Kita ambilkan dua ayat berikut sebagai contoh :
“Dia-lah, Yang telah menurunkan air hujan dari langit untuk kamu, sebagiannya menjadi minuman dan sebagiannya (menyuburkan) tumbuh-tumbuhan, yang pada di tempat itu kamu menggembalakan ternakmu. Dia menumbuhkan bagi kamu
dengan itu tanam-tanaman; zaitun, kurma, anggur dan segala macam
buah-buahan. Sesungguhnya pada yang demikian itu benar-benar ada tanda
(kekuasaan Allah) bagi kaum yang memikirkan.” (QS 16 : 10-11)
PeranNya
sudah Dia selalu lakukan yaitu menurunkan hujan dan menumbuhkan
tanaman. Peran kita yang belum kita laksanakan yaitu menggembalakan
ternak di tempat turunnya hujan dan ditempat tumbuhnya tanaman. Bahkan
di -ayat lain ( QS 6:143-144) kita juga sudah diberi tahu urut-urutan
prioritas ternak yang harusnya kita gembalakan ini. Lebih jauh lagi contoh soal terapannya juga sudah diberikan oleh seluruh para Nabi.
Maka
tugas spesifik kita inilah yang harus kita lakukan, dan bila kita sudah
benar-benar melakukan nantinya – Allah akan meneruskannya dengan dengan
lanjutan peranNya di ayat 16 :11 tersebut di atas. Bagaimana kalau tugas yang bagian kita tersebut tidak kita lakukan ?, ya seperti kondisi kita sekarang inilah jadinya.
Sudah
69 tahun kita melakukan perjalanan, mendekati tujuan-pun kita belum. Di
bumi yang hujannya melimpah dan semua tumbuh-tumbuhan hidup, kita masih
belum bisa mencukupi kebutuhan pangan kita sendiri. Bahkan konsumsi daging kita baru mencapai sekitar ¼ dari rata-rata konsumsi daging dunia !
Nah
mumpung sekarang pemimpin kafilah perjalanan ini akan berganti (lagi),
mustinya menjadi kesempatan bagi kita semua untuk memperoleh pemimpin
yang tahu betul tentang arah perjalanan ini yang seharusnya, tahu betul
tentang perbekalan ruhiyah maupun jasadiyah yang amat sangat diperlukan
agar perjalanan ini sampai kepada tujuannya.
Tetapi
bagaimana kalau dari calon-calon pemimpin kafilah yang ada belum nampak
ada tanda-tanda bahwa dia tahu arah perjalanan ini, bahwa dia tahu
perbekalan yang dibutuhkan ? ya sebenarnya mereka belum layak memimpin.

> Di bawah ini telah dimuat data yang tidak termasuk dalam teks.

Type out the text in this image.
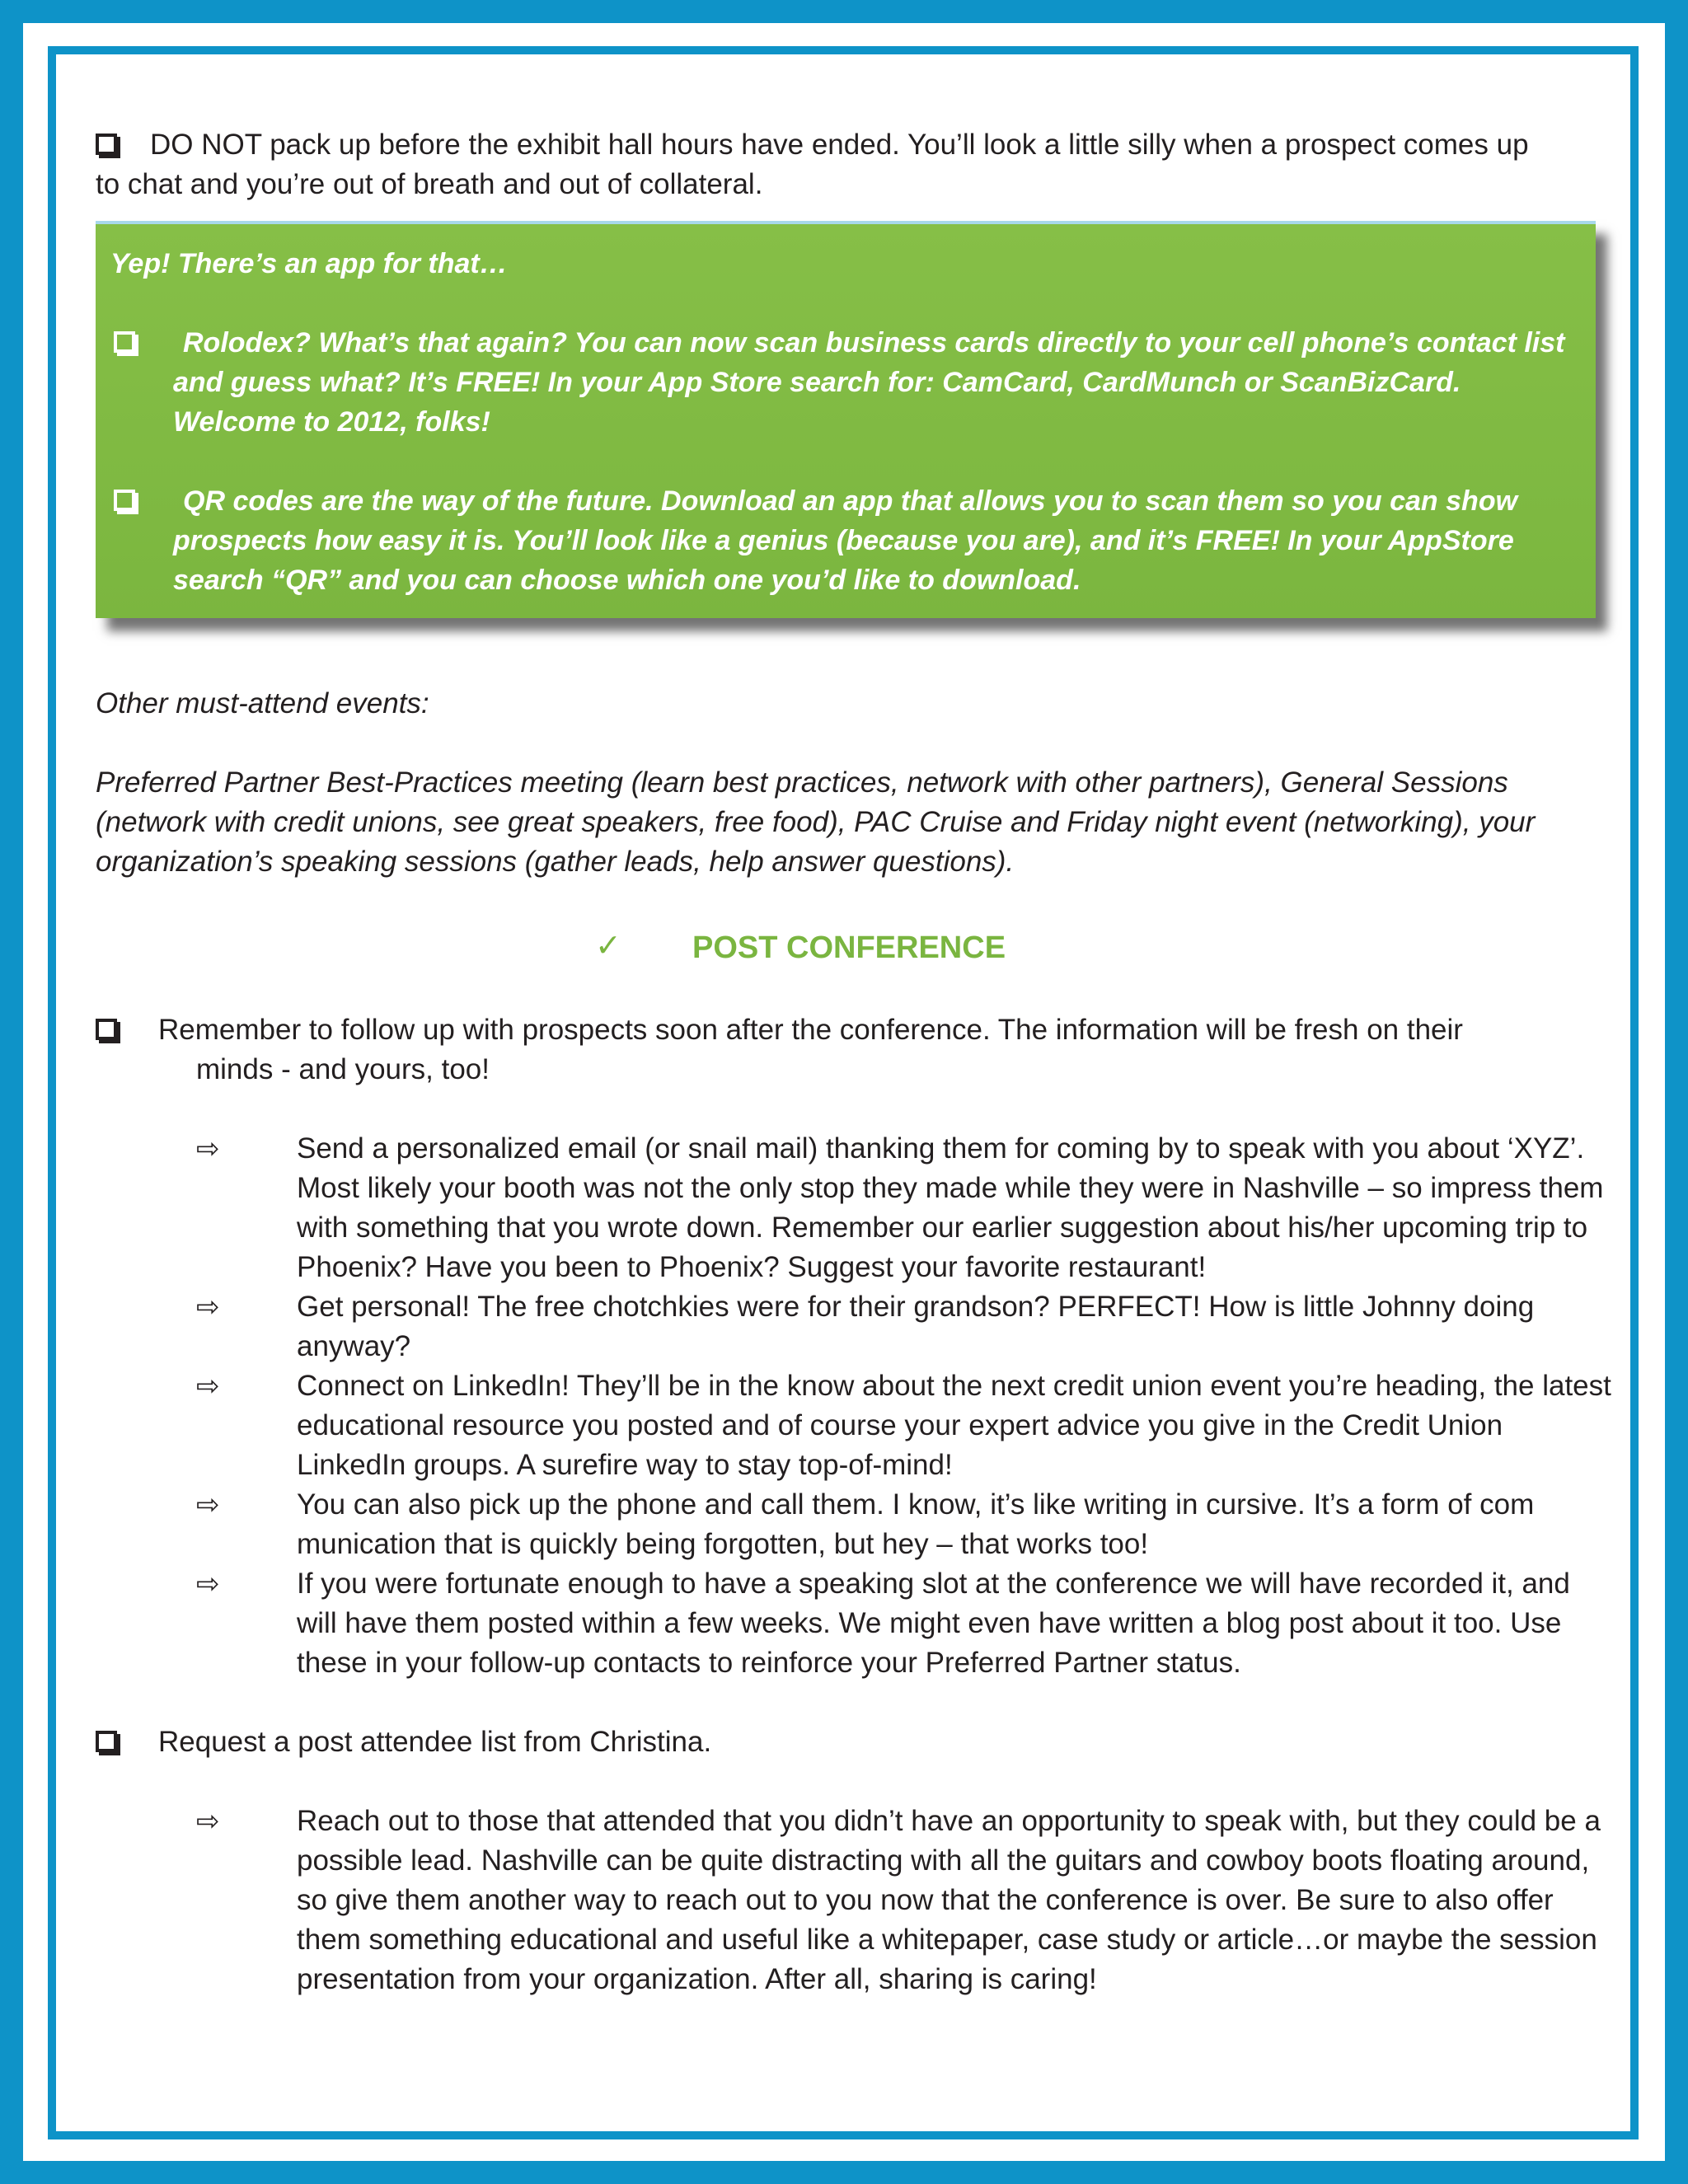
DO NOT pack up before the exhibit hall hours have ended. You’ll look a little silly when a prospect comes up

to chat and you’re out of breath and out of collateral.

Yep! There’s an app for that…
Rolodex? What’s that again? You can now scan business cards directly to your cell phone’s contact list and guess what? It’s FREE! In your App Store search for: CamCard, CardMunch or ScanBizCard. Welcome to 2012, folks!
QR codes are the way of the future. Download an app that allows you to scan them so you can show prospects how easy it is. You’ll look like a genius (because you are), and it’s FREE! In your AppStore search “QR” and you can choose which one you’d like to download.

Other must-attend events:

Preferred Partner Best-Practices meeting (learn best practices, network with other partners), General Sessions (network with credit unions, see great speakers, free food), PAC Cruise and Friday night event (networking), your organization’s speaking sessions (gather leads, help answer questions).

✓ POST CONFERENCE
Remember to follow up with prospects soon after the conference. The information will be fresh on their
minds - and yours, too!
⇨	Send a personalized email (or snail mail) thanking them for coming by to speak with you about ‘XYZ’. Most likely your booth was not the only stop they made while they were in Nashville – so impress them with something that you wrote down. Remember our earlier suggestion about his/her upcoming trip to Phoenix? Have you been to Phoenix? Suggest your favorite restaurant!
⇨	Get personal! The free chotchkies were for their grandson? PERFECT! How is little Johnny doing anyway?
⇨	Connect on LinkedIn! They’ll be in the know about the next credit union event you’re heading, the latest educational resource you posted and of course your expert advice you give in the Credit Union LinkedIn groups. A surefire way to stay top-of-mind!
⇨	You can also pick up the phone and call them. I know, it’s like writing in cursive. It’s a form of com munication that is quickly being forgotten, but hey – that works too!
⇨	If you were fortunate enough to have a speaking slot at the conference we will have recorded it, and will have them posted within a few weeks. We might even have written a blog post about it too. Use these in your follow-up contacts to reinforce your Preferred Partner status.
Request a post attendee list from Christina.
⇨	Reach out to those that attended that you didn’t have an opportunity to speak with, but they could be a possible lead. Nashville can be quite distracting with all the guitars and cowboy boots floating around, so give them another way to reach out to you now that the conference is over. Be sure to also offer them something educational and useful like a whitepaper, case study or article…or maybe the session presentation from your organization. After all, sharing is caring!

Yang layak memimpin sesungguhnya juga sudah jelas, dia haruslah orang
yang beriman dan beramal shaleh (Qs 24 :55). Iman merupakan kekuatan
bekal ruhiyah, sedangkan amal shaleh merupakan kekuatan perbekalan
jasadiyah.
Tetapi
masalahnya di perjalanan panjang kafilah negeri ini bukan pemimpin
semacam ini yang akan hadir paling tidak untuk sementara ini, yang akan
hadir adalah yang dipilih rame-rame tanpa harus memperhatikan keimanan
maupun amal shalehnya. Artinya salah kita sendiri bila dengan sengaja
kita memilih pemimpin tanpa pertimbangan kekuatan bekal ruhiyah dan
jasadiyah !
Maka
apa yang bisa kita lakukan ? mutung tidak ikut perjalanan kafilah besar
ini ? Masih banyak yang bisa kita lakukan. Kita bisa berada dalam
perjalanan kafilah besar ini, tetapi
dari waktu kewaktu kita harus rajin membaca peta perjalanan – dan
teriak keras mengingatkan pemimpin perjalanan bila dia melenceng.

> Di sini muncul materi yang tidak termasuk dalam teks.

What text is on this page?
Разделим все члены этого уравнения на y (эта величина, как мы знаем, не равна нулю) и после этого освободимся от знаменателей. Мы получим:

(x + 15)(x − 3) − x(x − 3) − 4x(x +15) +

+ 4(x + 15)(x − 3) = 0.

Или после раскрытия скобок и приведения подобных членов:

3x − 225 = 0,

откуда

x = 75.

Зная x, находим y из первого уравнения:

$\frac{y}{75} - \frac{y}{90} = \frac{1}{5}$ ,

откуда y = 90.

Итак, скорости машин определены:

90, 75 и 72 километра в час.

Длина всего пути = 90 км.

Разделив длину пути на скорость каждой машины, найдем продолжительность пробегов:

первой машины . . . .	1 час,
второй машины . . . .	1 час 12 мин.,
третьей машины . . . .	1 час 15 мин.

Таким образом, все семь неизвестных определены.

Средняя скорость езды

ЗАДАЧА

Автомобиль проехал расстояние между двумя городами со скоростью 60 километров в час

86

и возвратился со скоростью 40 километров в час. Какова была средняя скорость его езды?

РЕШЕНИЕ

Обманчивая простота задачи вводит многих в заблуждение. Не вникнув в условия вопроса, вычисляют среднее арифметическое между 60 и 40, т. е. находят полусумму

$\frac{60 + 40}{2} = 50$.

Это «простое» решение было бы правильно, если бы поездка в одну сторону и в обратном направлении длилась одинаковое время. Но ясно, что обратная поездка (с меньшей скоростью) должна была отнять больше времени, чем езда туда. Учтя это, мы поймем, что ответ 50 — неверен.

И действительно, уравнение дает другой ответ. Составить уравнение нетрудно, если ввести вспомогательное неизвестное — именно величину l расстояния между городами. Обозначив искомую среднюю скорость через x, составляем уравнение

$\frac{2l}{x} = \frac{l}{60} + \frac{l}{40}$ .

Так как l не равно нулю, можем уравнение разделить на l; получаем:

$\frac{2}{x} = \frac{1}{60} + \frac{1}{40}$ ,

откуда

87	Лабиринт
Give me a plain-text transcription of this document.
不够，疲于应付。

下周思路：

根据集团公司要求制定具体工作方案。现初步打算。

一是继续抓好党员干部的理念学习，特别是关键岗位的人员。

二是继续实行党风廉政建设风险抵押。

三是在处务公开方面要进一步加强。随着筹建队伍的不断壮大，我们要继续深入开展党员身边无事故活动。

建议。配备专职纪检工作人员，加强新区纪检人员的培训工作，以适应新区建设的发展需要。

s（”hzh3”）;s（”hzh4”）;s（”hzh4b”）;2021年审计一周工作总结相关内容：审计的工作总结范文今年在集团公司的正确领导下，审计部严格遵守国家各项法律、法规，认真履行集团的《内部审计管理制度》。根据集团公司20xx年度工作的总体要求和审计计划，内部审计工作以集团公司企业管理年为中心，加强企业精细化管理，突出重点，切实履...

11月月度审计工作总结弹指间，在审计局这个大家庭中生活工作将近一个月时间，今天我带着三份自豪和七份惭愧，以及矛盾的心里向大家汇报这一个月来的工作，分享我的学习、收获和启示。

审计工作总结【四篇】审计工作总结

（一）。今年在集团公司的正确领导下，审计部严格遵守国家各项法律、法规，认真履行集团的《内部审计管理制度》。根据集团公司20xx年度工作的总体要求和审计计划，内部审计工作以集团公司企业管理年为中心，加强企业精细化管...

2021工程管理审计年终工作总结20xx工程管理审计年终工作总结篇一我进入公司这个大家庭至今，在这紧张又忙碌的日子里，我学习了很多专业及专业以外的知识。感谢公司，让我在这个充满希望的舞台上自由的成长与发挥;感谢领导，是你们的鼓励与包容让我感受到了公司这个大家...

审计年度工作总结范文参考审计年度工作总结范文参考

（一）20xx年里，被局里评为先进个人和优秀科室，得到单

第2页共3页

Berada di dalam kafilah perjalanan tidak berarti menerima tanpa
syarat kemanapun kafilah dibawa oleh para pemimpin perjalanan. Bila dia
mau mengajak kita masuk jurang, masak kita juga ngikut saja ? pengikut
perjalanan harus berani teriak mengingatkan dan ketika kereta pemimpin
yang di depan bener-bener nyungsep ke jurang, pengikut harus bisa
melompat menyelamatkan diri.
Atau
ada alternatif lain, kita tidak ikut rombongan perjalanan kafilah
tersebut. Kita menempuh perjalanan sendiri dalam rombongan lain, membaca
petunjuk jalan yang benar kemudian menempuhnya secara sungguh-sungguh.
Dari waktu kewaktu kemudian kita juga masih bisa berinteraksi dengan
kafilah yang besar tersebut, dengan memberitahu mereka bila perjalanan
yang mereka tempuh keliru. Dari waktu ke waktu ‘Pak Kyai’ akan hadir di ‘Sidang Kabinet’ mereka insyaAllah !
Note :
Tulisan ini adalah jawaban saya atas banyaknya pertanyaan pembaca tentang sikap politik saya, mudah-mudahan bisa diterima.